Investigating the convective flow of ternary hybrid nanofluids and single nanofluids around a stretched cylinder: Parameter analysis and performance enhancement

Abstract

Within this research, we examined the convective flow of a blend of ternary hybrid nanofluids and single nanofluids with a stagnation point caused by a stretched cylinder. The purpose of this study is to investigate the effect of using a ternary hybrid nanofluid instead of a single nanofluid. Water is used as the base fluid in this investigation. The single nanofluid is made of copper and the ternary hybrid nanofluid is made of Molybdenum disulfide, copper, and silver.

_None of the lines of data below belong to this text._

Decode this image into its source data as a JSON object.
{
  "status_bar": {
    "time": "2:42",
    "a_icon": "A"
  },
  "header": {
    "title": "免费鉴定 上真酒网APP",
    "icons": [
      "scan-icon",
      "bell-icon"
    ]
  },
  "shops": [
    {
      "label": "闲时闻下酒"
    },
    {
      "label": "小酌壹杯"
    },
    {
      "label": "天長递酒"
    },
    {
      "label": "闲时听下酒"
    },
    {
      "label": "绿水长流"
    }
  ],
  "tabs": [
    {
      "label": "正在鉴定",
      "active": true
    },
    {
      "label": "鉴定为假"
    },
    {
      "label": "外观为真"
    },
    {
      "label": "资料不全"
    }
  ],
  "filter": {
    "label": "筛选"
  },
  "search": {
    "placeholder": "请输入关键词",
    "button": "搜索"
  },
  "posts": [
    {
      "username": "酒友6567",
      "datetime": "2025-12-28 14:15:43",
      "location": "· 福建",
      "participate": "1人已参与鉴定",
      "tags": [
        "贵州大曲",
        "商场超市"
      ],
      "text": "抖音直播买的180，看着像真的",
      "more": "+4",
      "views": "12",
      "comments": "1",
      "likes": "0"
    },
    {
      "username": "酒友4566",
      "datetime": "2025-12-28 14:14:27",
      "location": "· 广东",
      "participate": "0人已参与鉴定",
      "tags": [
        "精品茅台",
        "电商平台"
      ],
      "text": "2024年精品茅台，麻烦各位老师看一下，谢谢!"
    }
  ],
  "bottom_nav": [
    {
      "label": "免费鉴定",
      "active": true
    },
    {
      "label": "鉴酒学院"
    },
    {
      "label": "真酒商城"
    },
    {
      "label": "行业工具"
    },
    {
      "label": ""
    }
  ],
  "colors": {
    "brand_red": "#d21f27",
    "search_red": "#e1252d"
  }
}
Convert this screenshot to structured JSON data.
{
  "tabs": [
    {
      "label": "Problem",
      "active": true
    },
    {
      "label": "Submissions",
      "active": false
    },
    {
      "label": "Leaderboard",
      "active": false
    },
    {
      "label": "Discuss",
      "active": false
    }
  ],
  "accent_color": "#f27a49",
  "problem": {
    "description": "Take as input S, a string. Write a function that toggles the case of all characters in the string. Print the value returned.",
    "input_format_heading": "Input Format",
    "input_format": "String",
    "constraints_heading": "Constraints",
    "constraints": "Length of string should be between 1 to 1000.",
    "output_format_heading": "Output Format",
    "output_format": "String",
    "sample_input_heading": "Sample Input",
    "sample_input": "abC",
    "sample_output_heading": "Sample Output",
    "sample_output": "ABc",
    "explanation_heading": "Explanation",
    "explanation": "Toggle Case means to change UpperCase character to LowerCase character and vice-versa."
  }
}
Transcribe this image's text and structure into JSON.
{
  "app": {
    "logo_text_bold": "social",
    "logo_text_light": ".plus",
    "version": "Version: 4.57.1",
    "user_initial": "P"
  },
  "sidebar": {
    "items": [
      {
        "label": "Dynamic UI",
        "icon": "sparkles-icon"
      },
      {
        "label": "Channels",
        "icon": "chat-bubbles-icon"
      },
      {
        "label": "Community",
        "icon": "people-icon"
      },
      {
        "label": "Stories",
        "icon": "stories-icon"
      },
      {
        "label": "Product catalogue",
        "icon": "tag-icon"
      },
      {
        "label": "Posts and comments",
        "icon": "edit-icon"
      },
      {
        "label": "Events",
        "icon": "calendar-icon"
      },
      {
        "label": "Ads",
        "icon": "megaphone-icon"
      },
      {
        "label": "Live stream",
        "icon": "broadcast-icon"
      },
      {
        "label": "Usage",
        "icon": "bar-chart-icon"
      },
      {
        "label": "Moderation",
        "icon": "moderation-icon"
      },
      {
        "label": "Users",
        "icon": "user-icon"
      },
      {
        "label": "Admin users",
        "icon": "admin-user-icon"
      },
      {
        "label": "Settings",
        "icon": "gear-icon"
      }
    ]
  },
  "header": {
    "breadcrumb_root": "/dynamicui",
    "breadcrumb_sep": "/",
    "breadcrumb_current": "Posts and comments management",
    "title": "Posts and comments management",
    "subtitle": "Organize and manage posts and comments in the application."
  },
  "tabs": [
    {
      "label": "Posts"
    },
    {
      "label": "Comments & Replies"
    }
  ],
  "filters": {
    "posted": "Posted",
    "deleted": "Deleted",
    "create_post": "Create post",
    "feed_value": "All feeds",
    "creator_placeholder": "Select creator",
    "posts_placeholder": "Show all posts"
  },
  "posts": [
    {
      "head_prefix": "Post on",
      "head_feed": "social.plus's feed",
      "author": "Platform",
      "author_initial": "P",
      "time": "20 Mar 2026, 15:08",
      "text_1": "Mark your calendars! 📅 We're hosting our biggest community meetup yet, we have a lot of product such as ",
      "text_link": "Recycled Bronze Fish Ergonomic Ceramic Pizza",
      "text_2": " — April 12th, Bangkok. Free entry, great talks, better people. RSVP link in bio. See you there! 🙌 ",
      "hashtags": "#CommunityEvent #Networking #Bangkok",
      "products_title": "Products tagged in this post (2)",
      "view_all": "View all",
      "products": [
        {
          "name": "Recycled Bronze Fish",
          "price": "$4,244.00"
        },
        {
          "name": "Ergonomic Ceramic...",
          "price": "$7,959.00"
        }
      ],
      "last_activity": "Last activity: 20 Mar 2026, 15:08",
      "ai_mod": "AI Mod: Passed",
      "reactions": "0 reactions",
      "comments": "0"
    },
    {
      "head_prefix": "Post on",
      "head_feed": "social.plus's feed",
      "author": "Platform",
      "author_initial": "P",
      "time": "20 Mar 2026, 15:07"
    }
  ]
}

The impact of the curvature parameter, nanoparticle volume fraction, mixed convection parameter, velocity ratio, shape factor, conjugate number and Eckert number parameters on temperature and velocity profiles has been investigated. Differential equations with partial derivatives were transformed to equations of ordinary differential type. The ODEs were then solved using the RK5th method. The ternary hybrid nanofluid has greater advantages than the single nanofluid and enhances the velocity and temperature compared to the single nanofluid, according to this study. Furthermore, the results showed that when curvature parameter, volume fraction and shape factor improved, so did the velocity and temperature profile. The results showed that moving from a single nanofluid to a ternary hybrid nanofluid at shape factor equal to 16.2 (Lamina) boosts the velocity by 20 %. Also, in Eckert number equal to 0.45, and substituting the ternary hybrid nanofluid boosts the temperature tenfold.